Mesmo com a intensificação dos desequilíbrios da economia russa e o agravar da situação do país, não é certo que esses problemas façam com que o Kremlin decida alterar o rumo da militarização do país. O processo de reestruturação das forças armadas russas que levou toda a indústria militar a operar no limite sem interrupção é algo que a maior parte dos analistas acredita que se manterá muitos anos após o final da guerra na Ucrânia. Em parte, porque o exército russo já perdeu, pelo menos, 19 mil equipamentos militares pesados durante a invasão na Ucrânia, de acordo com os analistas do grupo Oryx, e a Rússia precisa de repor essas perdas.

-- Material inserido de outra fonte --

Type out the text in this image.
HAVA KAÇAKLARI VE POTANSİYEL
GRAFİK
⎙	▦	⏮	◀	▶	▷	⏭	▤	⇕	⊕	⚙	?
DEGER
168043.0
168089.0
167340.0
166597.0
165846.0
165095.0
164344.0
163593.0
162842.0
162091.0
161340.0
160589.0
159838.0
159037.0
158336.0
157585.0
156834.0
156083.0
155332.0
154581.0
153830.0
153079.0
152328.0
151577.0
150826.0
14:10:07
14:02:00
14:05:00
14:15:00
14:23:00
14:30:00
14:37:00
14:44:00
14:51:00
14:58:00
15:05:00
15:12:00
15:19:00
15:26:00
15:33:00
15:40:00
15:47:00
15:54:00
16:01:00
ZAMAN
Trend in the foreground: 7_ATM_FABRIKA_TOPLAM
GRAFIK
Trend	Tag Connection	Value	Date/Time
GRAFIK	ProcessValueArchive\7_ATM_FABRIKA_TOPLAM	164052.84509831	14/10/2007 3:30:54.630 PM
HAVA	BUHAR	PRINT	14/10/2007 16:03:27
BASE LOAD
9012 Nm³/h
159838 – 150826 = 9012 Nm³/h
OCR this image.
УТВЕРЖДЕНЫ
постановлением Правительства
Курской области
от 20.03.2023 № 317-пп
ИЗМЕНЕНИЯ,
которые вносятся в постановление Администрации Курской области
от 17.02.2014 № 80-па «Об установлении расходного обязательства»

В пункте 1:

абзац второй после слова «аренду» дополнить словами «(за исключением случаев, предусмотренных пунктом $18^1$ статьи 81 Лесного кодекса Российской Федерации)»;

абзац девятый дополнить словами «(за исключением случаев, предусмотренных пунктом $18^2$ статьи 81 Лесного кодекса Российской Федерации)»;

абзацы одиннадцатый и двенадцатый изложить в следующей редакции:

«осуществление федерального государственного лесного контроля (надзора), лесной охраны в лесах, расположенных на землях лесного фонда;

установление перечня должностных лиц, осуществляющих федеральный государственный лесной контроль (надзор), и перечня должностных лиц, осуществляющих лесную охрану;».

Mesmo com o final dos fundos do NWF, o Kremlin pode continuar a financiar a sua militarização a “espremer” os lucros das empresas exportadoras de matérias-primas – particularmente as que exportam petróleo e gás-natural – e aumentar os impostos para outros setores e para os cidadãos. Este cenário de financiamento da indústria militar “custe o que custar” arrisca criar um paradoxo na economia russa. Se a indústria militar não crescer, a economia russa também não cresce. Mas se crescer, arrisca esmagar os restantes setores, criando uma “bolha de guerra”.
"O país vai enfrentar uma militarização prolongada. A economia russa parece-se agora mais com uma plataforma petrolífera que produz tanques. Sem grande exagero, a Rússia é uma economia fortemente dependente de recursos, sem fontes de crescimento mais sustentáveis. A Rússia colocou-se num canto onde a única saída é continuar a militarização. Esta 'bolha de guerra' será extremamente difícil de rebentar, tanto do ponto de vista económico quanto político”, frisa Elina Ribakova.